Entre as pautas centrais do protesto estão o já mencionado PL da Dosimetria, que flexibiliza penas para condenados pelos atos de 8 de janeiro e pela trama golpista, a investigação das chamadas emendas Pix, a exigência de maior transparência no caso Master e a demanda por decoro e responsabilidade no Supremo Tribunal Federal (STF). Em vídeo divulgado, Caetano Veloso ressaltou a importância dessas pautas, afirmando que elas se referem a "tudo que apareceu como escandalosamente problemático na atitude do Congresso, da Câmara dos Deputados".
A iniciativa não se restringe ao Rio de Janeiro. Protestos semelhantes estão sendo convocados em diversas outras capitais brasileiras, incluindo Belo Horizonte, Curitiba, Belém, Recife, Porto Velho, Rio Branco, Goiânia e Brasília. Em São Paulo, o ato está programado para acontecer em frente ao Museu de Arte de São Paulo (Masp), na Avenida Paulista, a partir das 14h. A articulação dessas mobilizações envolve artistas, parlamentares e influenciadores ligados à esquerda, com forte divulgação nas redes sociais do portal Mídia Ninja e do grupo 342 Artes.
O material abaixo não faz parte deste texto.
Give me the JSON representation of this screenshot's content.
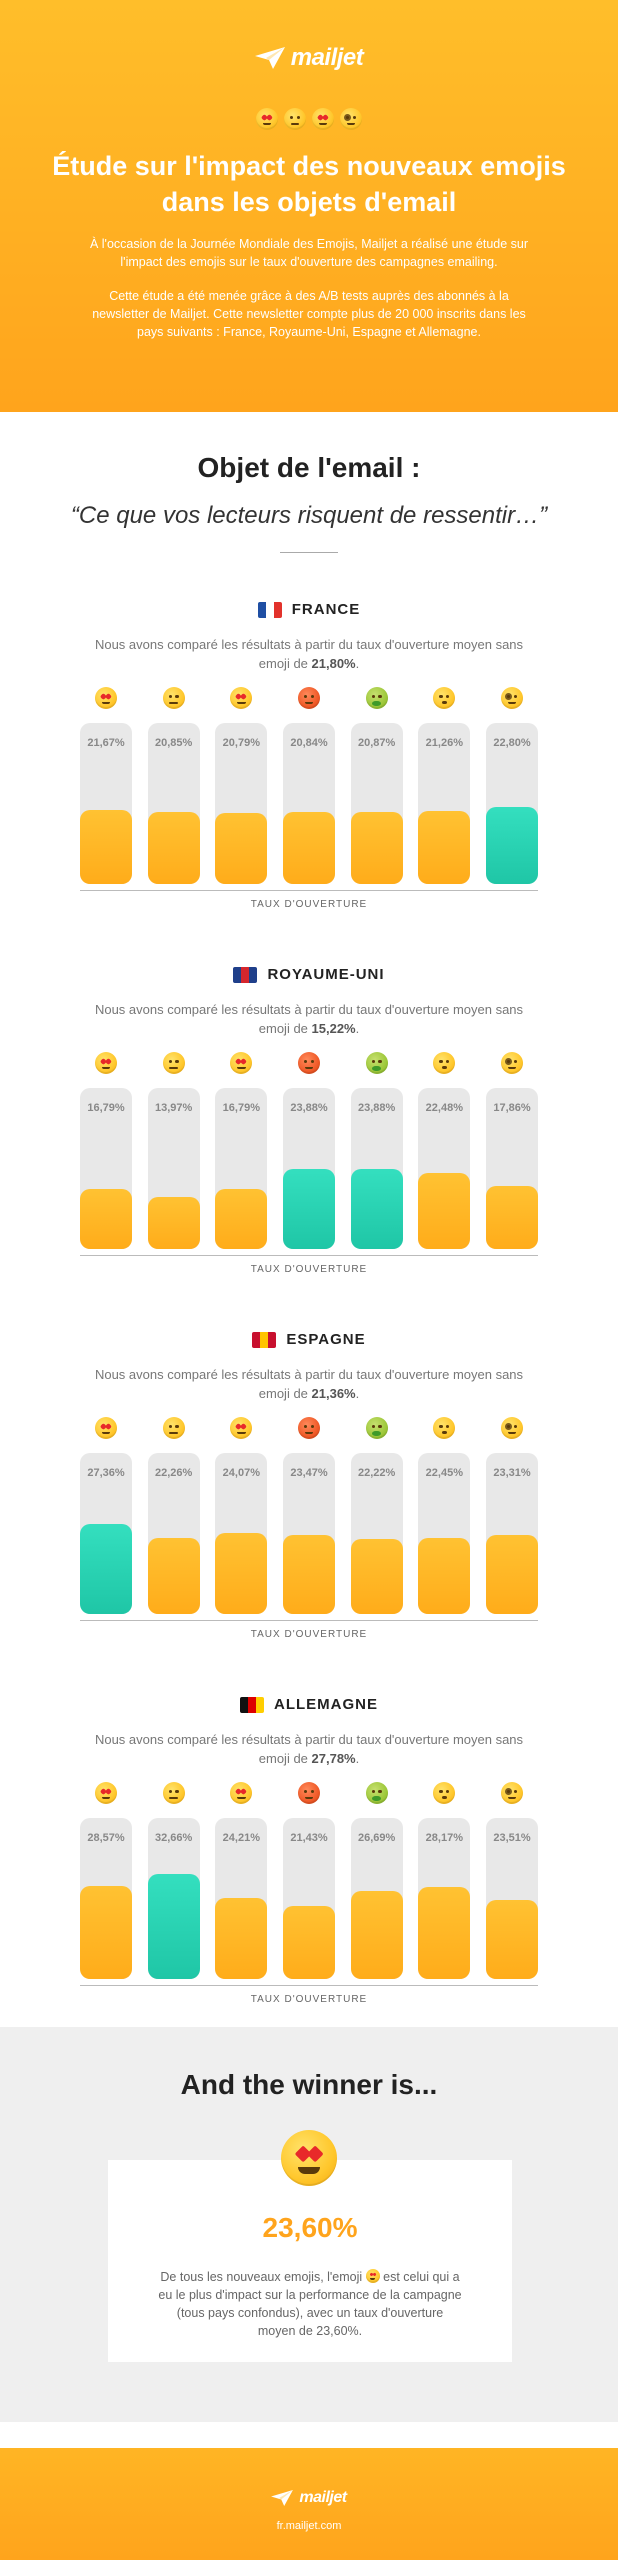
{
  "header": {
    "logo": "mailjet",
    "emojis": [
      "star-struck",
      "raised-eyebrow",
      "exploding-head",
      "monocle"
    ],
    "title": "Étude sur l'impact des nouveaux emojis dans les objets d'email",
    "intro_1": "À l'occasion de la Journée Mondiale des Emojis, Mailjet a réalisé une étude sur l'impact des emojis sur le taux d'ouverture des campagnes emailing.",
    "intro_2": "Cette étude a été menée grâce à des A/B tests auprès des abonnés à la newsletter de Mailjet. Cette newsletter compte plus de 20 000 inscrits dans les pays suivants : France, Royaume-Uni, Espagne et Allemagne."
  },
  "subject": {
    "heading": "Objet de l'email :",
    "quote": "“Ce que vos lecteurs risquent de ressentir…”"
  },
  "chart_data": [
    {
      "type": "bar",
      "title": "FRANCE",
      "description_prefix": "Nous avons comparé les résultats à partir du taux d'ouverture moyen sans emoji de ",
      "baseline": "21,80%",
      "categories": [
        "star-struck",
        "raised-eyebrow",
        "exploding-head",
        "angry",
        "vomiting",
        "hush",
        "monocle"
      ],
      "values": [
        21.67,
        20.85,
        20.79,
        20.84,
        20.87,
        21.26,
        22.8
      ],
      "labels": [
        "21,67%",
        "20,85%",
        "20,79%",
        "20,84%",
        "20,87%",
        "21,26%",
        "22,80%"
      ],
      "winner_index": 6,
      "xlabel": "TAUX D'OUVERTURE",
      "ylim": [
        0,
        100
      ]
    },
    {
      "type": "bar",
      "title": "ROYAUME-UNI",
      "description_prefix": "Nous avons comparé les résultats à partir du taux d'ouverture moyen sans emoji de ",
      "baseline": "15,22%",
      "categories": [
        "star-struck",
        "raised-eyebrow",
        "exploding-head",
        "angry",
        "vomiting",
        "hush",
        "monocle"
      ],
      "values": [
        16.79,
        13.97,
        16.79,
        23.88,
        23.88,
        22.48,
        17.86
      ],
      "labels": [
        "16,79%",
        "13,97%",
        "16,79%",
        "23,88%",
        "23,88%",
        "22,48%",
        "17,86%"
      ],
      "winner_index": [
        3,
        4
      ],
      "xlabel": "TAUX D'OUVERTURE",
      "ylim": [
        0,
        100
      ]
    },
    {
      "type": "bar",
      "title": "ESPAGNE",
      "description_prefix": "Nous avons comparé les résultats à partir du taux d'ouverture moyen sans emoji de ",
      "baseline": "21,36%",
      "categories": [
        "star-struck",
        "raised-eyebrow",
        "exploding-head",
        "angry",
        "vomiting",
        "hush",
        "monocle"
      ],
      "values": [
        27.36,
        22.26,
        24.07,
        23.47,
        22.22,
        22.45,
        23.31
      ],
      "labels": [
        "27,36%",
        "22,26%",
        "24,07%",
        "23,47%",
        "22,22%",
        "22,45%",
        "23,31%"
      ],
      "winner_index": 0,
      "xlabel": "TAUX D'OUVERTURE",
      "ylim": [
        0,
        100
      ]
    },
    {
      "type": "bar",
      "title": "ALLEMAGNE",
      "description_prefix": "Nous avons comparé les résultats à partir du taux d'ouverture moyen sans emoji de ",
      "baseline": "27,78%",
      "categories": [
        "star-struck",
        "raised-eyebrow",
        "exploding-head",
        "angry",
        "vomiting",
        "hush",
        "monocle"
      ],
      "values": [
        28.57,
        32.66,
        24.21,
        21.43,
        26.69,
        28.17,
        23.51
      ],
      "labels": [
        "28,57%",
        "32,66%",
        "24,21%",
        "21,43%",
        "26,69%",
        "28,17%",
        "23,51%"
      ],
      "winner_index": 1,
      "xlabel": "TAUX D'OUVERTURE",
      "ylim": [
        0,
        100
      ]
    }
  ],
  "flags": {
    "FRANCE": [
      "#1f4fa3",
      "#ffffff",
      "#e2322c"
    ],
    "ROYAUME-UNI": [
      "#1f3f8a",
      "#d5262d",
      "#1f3f8a"
    ],
    "ESPAGNE": [
      "#c8102e",
      "#ffc400",
      "#c8102e"
    ],
    "ALLEMAGNE": [
      "#111111",
      "#dd0000",
      "#ffce00"
    ]
  },
  "winner": {
    "heading": "And the winner is...",
    "emoji": "star-struck",
    "value": "23,60%",
    "text_before": "De tous les nouveaux emojis, l'emoji",
    "text_after": "est celui qui a eu le plus d'impact sur la performance de la campagne (tous pays confondus), avec un taux d'ouverture moyen de 23,60%."
  },
  "footer": {
    "logo": "mailjet",
    "link": "fr.mailjet.com"
  },
  "colors": {
    "accent": "#ffa41c",
    "winner_bar": "#26d0b0",
    "track": "#e8e8e8"
  }
}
A manifestação no Rio de Janeiro recebeu o nome de "Ato musical 2: o retorno", remetendo a um evento similar realizado em setembro contra a PEC da Blindagem e a tentativa de anistia a condenados pelo golpe de Estado. Na ocasião, atos semelhantes ocorreram em várias cidades, com grande público no Rio e em São Paulo. O ato anterior contou com apresentações de nomes como Chico Buarque, Djavan, Marina Sena, Ivan Lins, Maria Gadú e Lenine, reunindo um público estimado em 41,8 mil pessoas no Rio e 42,4 mil na Avenida Paulista, segundo o Monitor do Debate Público da USP. A convocação atual defende a necessidade de "devolver o Congresso ao povo".